The main difference here is not that DeepSeek's model is completely free of censorship (although I'd wager it's less censored), but that it's open-weight. That has two major advantages:
1) If Anthropic/OpenAI/Google bans you - you're screwed, you can't access their model at all, but if DeepSeek bans - you just go to another provider, or host the model yourself.
2) If the model refuses to answer you can uncensor it (and this is getting easier and more automated day-by-day[1]).
The photo depicts "Tank Man" which was taken on June 5, 1989 during the Tiananmen Square protests. v4-pro and v4-flash roughly answer the same way on openrouter.
Are you really concerned about asking these kinds of questions though? Like how many LLM-able Tiananmen Square questions are you needing answered per month really? And it seems like you know not to trust it, so there's not even a risk that you're going to ask such a question and rely on the answer.
I run into Claude being a stubborn idiot about far more useful stuff all the time. And often all it takes to bypass is starting a new chat and reframing it, so it's entirely pointless hand wringing.
Then let's not forget only one of these is a paid product, and it's not the more annoying one. I feel like I can forgive DeepSeek for just obeying the laws of the country they're based in, as silly as those might be, because they're being pretty generous with the weights in the first place.
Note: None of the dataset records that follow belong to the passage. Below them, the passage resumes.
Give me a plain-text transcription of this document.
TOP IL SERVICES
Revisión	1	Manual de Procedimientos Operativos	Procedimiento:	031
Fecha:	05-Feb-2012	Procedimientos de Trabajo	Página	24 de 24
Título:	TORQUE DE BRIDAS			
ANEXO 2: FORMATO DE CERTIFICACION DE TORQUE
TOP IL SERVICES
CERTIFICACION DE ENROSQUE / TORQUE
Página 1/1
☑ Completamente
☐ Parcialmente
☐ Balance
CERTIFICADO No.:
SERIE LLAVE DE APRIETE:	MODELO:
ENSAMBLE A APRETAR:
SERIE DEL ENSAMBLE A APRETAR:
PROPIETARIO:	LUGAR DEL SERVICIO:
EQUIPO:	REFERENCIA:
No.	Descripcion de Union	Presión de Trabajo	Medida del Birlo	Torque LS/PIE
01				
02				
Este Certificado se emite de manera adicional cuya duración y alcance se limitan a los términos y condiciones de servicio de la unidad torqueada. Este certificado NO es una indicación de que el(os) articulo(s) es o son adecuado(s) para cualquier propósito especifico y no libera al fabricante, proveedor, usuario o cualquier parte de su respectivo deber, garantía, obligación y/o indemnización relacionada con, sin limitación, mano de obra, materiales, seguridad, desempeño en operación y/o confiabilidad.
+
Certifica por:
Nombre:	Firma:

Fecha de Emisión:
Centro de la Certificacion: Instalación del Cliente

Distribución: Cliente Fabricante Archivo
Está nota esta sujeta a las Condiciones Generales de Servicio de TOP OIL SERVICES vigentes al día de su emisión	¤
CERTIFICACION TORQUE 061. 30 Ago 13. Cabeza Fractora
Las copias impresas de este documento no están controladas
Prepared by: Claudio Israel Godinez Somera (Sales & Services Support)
"The photograph you're referring to is the iconic "Tank Man" image, taken during the Tiananmen Square protests in Beijing, China, on June 5, 1989.
The photo, captured by Associated Press photographer Jeff Widener, shows an unidentified protester standing defiantly in front of a column of Chinese Type 59 tanks as they moved through Chang'an Avenue near Tiananmen Square, in the aftermath of the Chinese government's violent crackdown on the pro-democracy demonstrations.
The lone man, dressed in a white shirt and carrying what appears to be a shopping bag, repeatedly blocked the lead tank's path — even as the tank swerved to avoid him. The image became one of the most powerful and enduring symbols of peaceful resistance against oppression in modern history. The identity of the "Tank Man" remains officially unknown to this day."